The New South Wales government has provided A $ 20 million in housing support and Victoria has allocated A $ 45 million in emergency aid. Monash University in Melbourne was one of dozens of universities that provided funds for financial hardship and offered food bank service.
“It was a very difficult time for them financially and emotionally isolated and worried about the family at home, ”said Margaret Gardner, Vice Chancellor of Monash.
For Chinese students, who make up about a quarter of international students, the severance of bilateral diplomatic relations between Australia and China may be as significant as Covid-19.
“Australia was once known as a beautiful beach country in China, but now people see the news of the tensions and wonder what they will face if they come to live here,” said Yuan Jiang, doctoral student from China. at the University of Queensland. Technology.
The Migrant Workers Justice Initiative found that more than a third of Chinese respondents had experienced verbal abuse since the Covid-19 outbreak in Wuhan.

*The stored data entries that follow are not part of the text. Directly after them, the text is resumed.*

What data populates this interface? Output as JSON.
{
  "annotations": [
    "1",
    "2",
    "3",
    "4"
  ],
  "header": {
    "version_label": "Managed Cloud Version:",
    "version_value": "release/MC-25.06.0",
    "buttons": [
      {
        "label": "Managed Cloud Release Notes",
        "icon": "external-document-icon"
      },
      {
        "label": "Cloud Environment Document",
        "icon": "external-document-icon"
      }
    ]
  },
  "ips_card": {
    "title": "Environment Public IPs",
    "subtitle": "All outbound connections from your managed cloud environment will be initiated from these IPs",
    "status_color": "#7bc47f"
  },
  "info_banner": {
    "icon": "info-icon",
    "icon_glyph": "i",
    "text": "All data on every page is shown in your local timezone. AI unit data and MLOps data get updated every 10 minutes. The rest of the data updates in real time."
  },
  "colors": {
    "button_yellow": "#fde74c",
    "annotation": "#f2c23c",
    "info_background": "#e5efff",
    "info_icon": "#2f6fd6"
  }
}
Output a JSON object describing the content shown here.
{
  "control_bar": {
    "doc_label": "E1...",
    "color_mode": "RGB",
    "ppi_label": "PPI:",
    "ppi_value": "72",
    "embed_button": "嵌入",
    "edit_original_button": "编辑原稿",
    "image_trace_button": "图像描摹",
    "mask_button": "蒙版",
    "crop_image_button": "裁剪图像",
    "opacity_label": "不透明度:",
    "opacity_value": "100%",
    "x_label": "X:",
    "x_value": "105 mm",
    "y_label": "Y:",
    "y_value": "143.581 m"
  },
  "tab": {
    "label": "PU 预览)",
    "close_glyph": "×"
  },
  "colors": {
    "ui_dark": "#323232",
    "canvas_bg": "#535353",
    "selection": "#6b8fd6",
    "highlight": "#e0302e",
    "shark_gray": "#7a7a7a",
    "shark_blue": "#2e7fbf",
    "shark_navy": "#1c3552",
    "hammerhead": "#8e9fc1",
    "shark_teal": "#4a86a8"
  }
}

Dan Tehan, Australian Minister for Education, Told Australian Radio last week that demand remained strong among Chinese students for an Australian education and Canberra suppression of Covid-19 could help it attract foreign students.
“We were able to deal with the coronavirus pandemic in a way that I think is the envy of most countries around the world. . . Now, of course, the UK and Canada have not been able to capitalize on the success that we have had.